I have several direct to disc albums. Between songs, you can clearly hear as the musicians would change the music. Various noises, breaths, etc are present. Sonically, they were the pinnacle for vinyl records in their time. Musically, many were just ok. Many were mediocre. A few were very good. I remember reading about sessions being ruined by a simple mistake. A cough, a dropped object, someone's miscue. That's all it took to scrap a side. Playing 15 to 20mins without a flaw is tough, there's no going back and fixing it. Toss it and start over, and pay the musicians for extra time, along with the mastering engineer, mixing engineer, another cutting lacquer. It can get expensive, and you only end up with a few thousand copies from the 6 or 8 stampers made from the single master and maybe 2 or 3 mothers. Since they were going for a premium product, numbers were more conservative than your normal commercial records.

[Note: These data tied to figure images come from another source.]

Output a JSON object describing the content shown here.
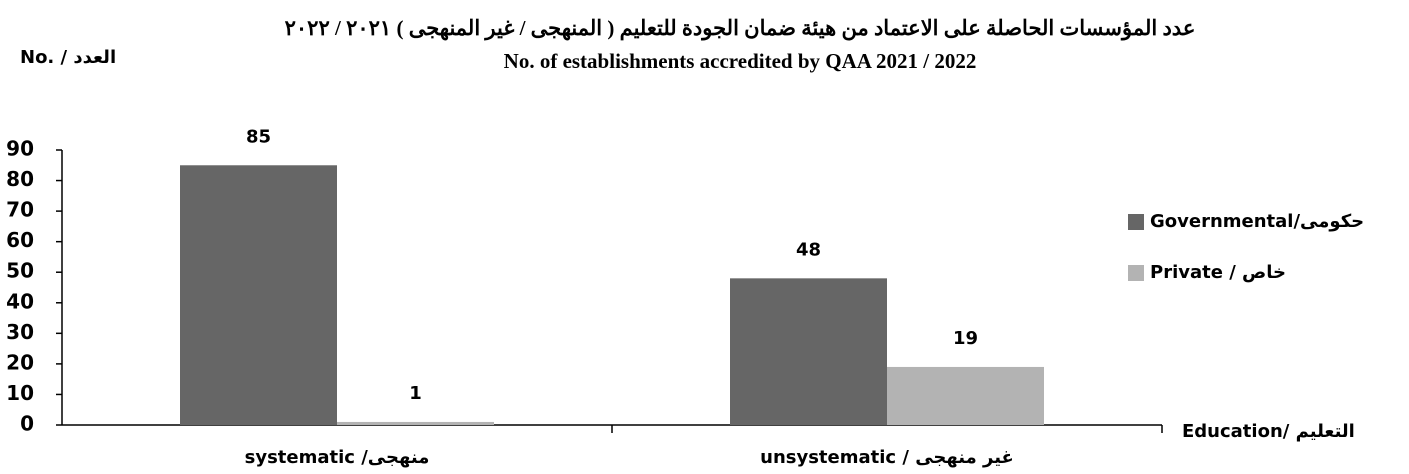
{
  "chart_data": {
    "type": "bar",
    "title": "عدد المؤسسات الحاصلة على الاعتماد من هيئة ضمان الجودة للتعليم ( المنهجى / غير المنهجى ) ٢٠٢١ / ٢٠٢٢",
    "subtitle": "No. of establishments accredited by QAA 2021 / 2022",
    "y_label": "No.  / العدد",
    "x_label": "Education/ التعليم",
    "categories": [
      "systematic /منهجى",
      "unsystematic / غير منهجى"
    ],
    "series": [
      {
        "name": "Governmental/حكومى",
        "color": "#666666",
        "values": [
          85,
          48
        ]
      },
      {
        "name": "Private / خاص",
        "color": "#b3b3b3",
        "values": [
          1,
          19
        ]
      }
    ],
    "ylim": [
      0,
      90
    ],
    "yticks": [
      0,
      10,
      20,
      30,
      40,
      50,
      60,
      70,
      80,
      90
    ],
    "legend": "right",
    "grid": false
  }
}
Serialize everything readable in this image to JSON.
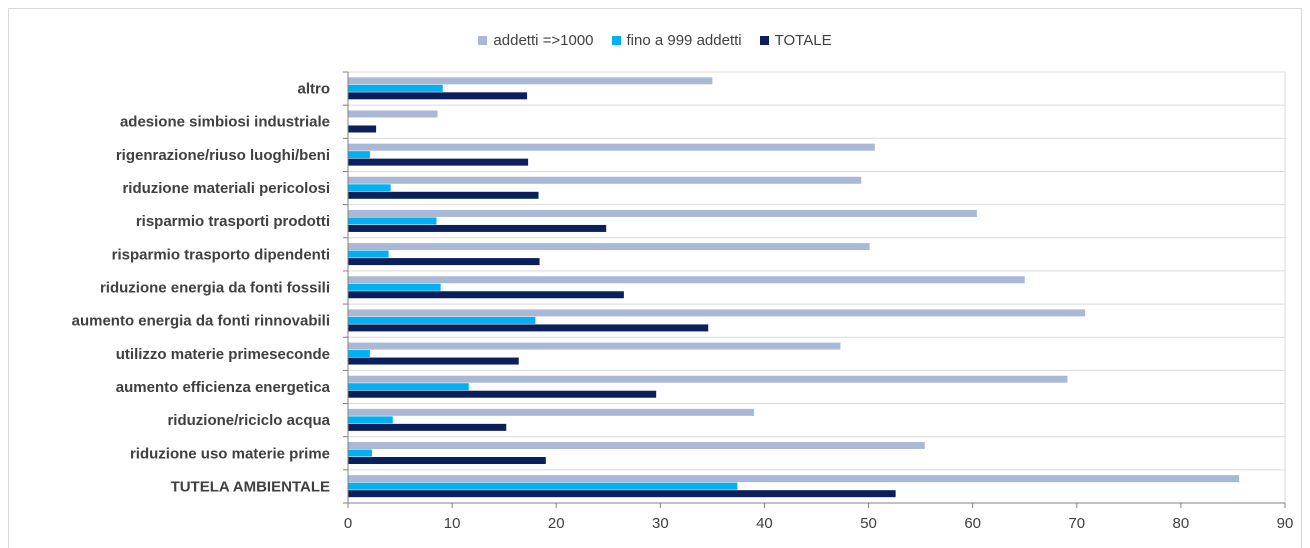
{
  "chart_data": {
    "type": "bar",
    "orientation": "horizontal",
    "categories": [
      "altro",
      "adesione simbiosi industriale",
      "rigenrazione/riuso luoghi/beni",
      "riduzione materiali pericolosi",
      "risparmio trasporti prodotti",
      "risparmio trasporto dipendenti",
      "riduzione energia da fonti fossili",
      "aumento energia da fonti rinnovabili",
      "utilizzo materie primeseconde",
      "aumento efficienza energetica",
      "riduzione/riciclo acqua",
      "riduzione uso materie prime",
      "TUTELA AMBIENTALE"
    ],
    "series": [
      {
        "name": "addetti =>1000",
        "color": "#a9b8d6",
        "values": [
          35.0,
          8.6,
          50.6,
          49.3,
          60.4,
          50.1,
          65.0,
          70.8,
          47.3,
          69.1,
          39.0,
          55.4,
          85.6
        ]
      },
      {
        "name": "fino a 999 addetti",
        "color": "#00b0f0",
        "values": [
          9.1,
          0,
          2.1,
          4.1,
          8.5,
          3.9,
          8.9,
          18.0,
          2.1,
          11.6,
          4.3,
          2.3,
          37.4
        ]
      },
      {
        "name": "TOTALE",
        "color": "#0b1f5c",
        "values": [
          17.2,
          2.7,
          17.3,
          18.3,
          24.8,
          18.4,
          26.5,
          34.6,
          16.4,
          29.6,
          15.2,
          19.0,
          52.6
        ]
      }
    ],
    "xlim": [
      0,
      90
    ],
    "xticks": [
      "0",
      "10",
      "20",
      "30",
      "40",
      "50",
      "60",
      "70",
      "80",
      "90"
    ],
    "grid": true,
    "legend_position": "top-center"
  }
}
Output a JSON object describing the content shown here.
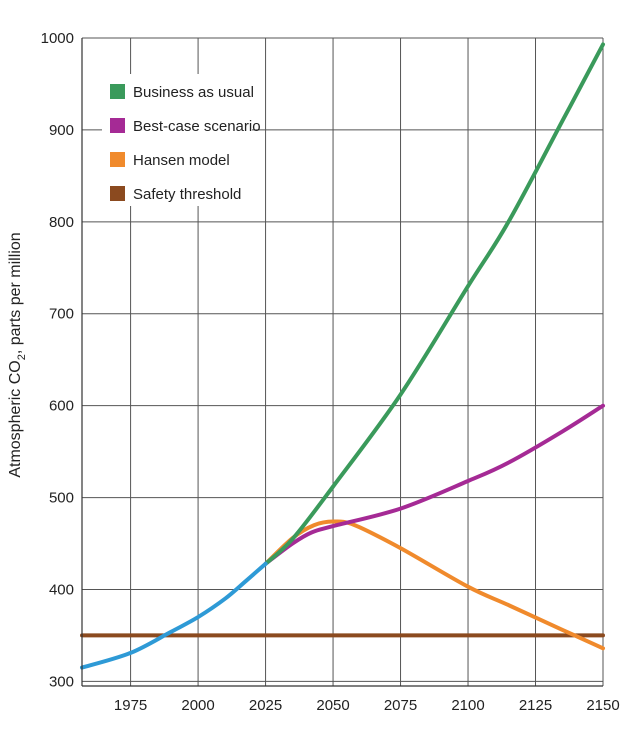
{
  "chart_data": {
    "type": "line",
    "title": "",
    "xlabel": "",
    "ylabel": "Atmospheric CO",
    "ylabel_subscript": "2",
    "ylabel_suffix": ", parts per million",
    "xlim": [
      1957,
      2150
    ],
    "ylim": [
      295,
      1000
    ],
    "x_ticks": [
      1975,
      2000,
      2025,
      2050,
      2075,
      2100,
      2125,
      2150
    ],
    "y_ticks": [
      300,
      400,
      500,
      600,
      700,
      800,
      900,
      1000
    ],
    "grid": true,
    "legend": "top-left",
    "series": [
      {
        "name": "Business as usual",
        "color": "#3a9a5b",
        "x": [
          2025,
          2035,
          2050,
          2075,
          2100,
          2115,
          2135,
          2150
        ],
        "y": [
          428,
          455,
          512,
          612,
          730,
          800,
          910,
          993
        ]
      },
      {
        "name": "Best-case scenario",
        "color": "#a52a95",
        "x": [
          2025,
          2035,
          2042,
          2050,
          2075,
          2100,
          2115,
          2135,
          2150
        ],
        "y": [
          428,
          450,
          462,
          469,
          488,
          518,
          538,
          572,
          600
        ]
      },
      {
        "name": "Hansen model",
        "color": "#f08a2c",
        "x": [
          2025,
          2035,
          2043,
          2050,
          2058,
          2075,
          2100,
          2115,
          2135,
          2150
        ],
        "y": [
          428,
          456,
          470,
          474,
          470,
          445,
          403,
          383,
          356,
          336
        ]
      },
      {
        "name": "Safety threshold",
        "color": "#8b4a1f",
        "x": [
          1957,
          2150
        ],
        "y": [
          350,
          350
        ]
      },
      {
        "name": "",
        "color": "#2e9ad6",
        "x": [
          1957,
          1975,
          1990,
          2000,
          2010,
          2018,
          2025
        ],
        "y": [
          315,
          331,
          354,
          370,
          390,
          410,
          428
        ]
      }
    ]
  }
}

There are lots of things I don't miss about records... cleaning the record before playing, clicks and pops, wow from a slightly warped disc, adjusting the cartridge to get the optimum angle, getting up every 20 minutes to change the record.
Once digital tape came into play, you got almost all of the advantages of a D2D setup, but you could make as many as you want. Just play the tape back and make a new master when you need it.

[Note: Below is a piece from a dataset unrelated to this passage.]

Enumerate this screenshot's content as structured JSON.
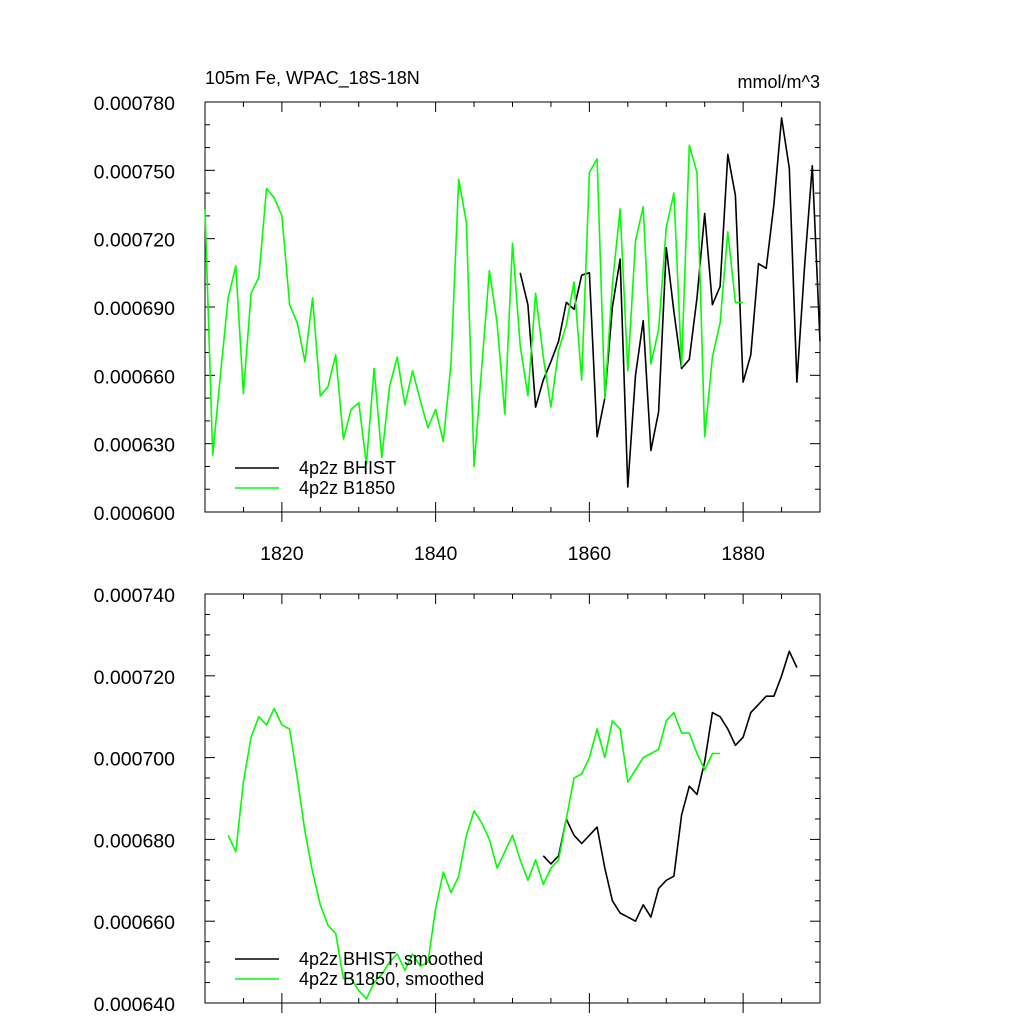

RE mixing on "Sh*tty Speakers":
There were quite a few magazines about audio back in the day. Audio, Stereo Review, HiFidelity, HiFi News & Record Review, Absolute Sound, Stereophile, Audio Critic, What HiFi. They often had interviews with record producers, engineers, etc. I don't ever remember a producer or engineer saying "I make sure I check the mix on a shitty system so it sounds ok on lousy stereos", or "I always check my mixes on a transistor radio" since in the early 60s, eveyone had a transistor radio, strictly AM and with a 1.5 or 2 inch speaker. If you were a serious music lover, you were expected to have made a moderate effort to assemble a quality system.
The change in the audio industry was MASSIVE over the 10 yr period from 1958 to 1968. There are archives of magazine from that period on the internet. Heck in 1958, stereo records were a rarity! I wish some of the younger people would go back and see how things have changed since those days. It might give some perspective on how things used to be done.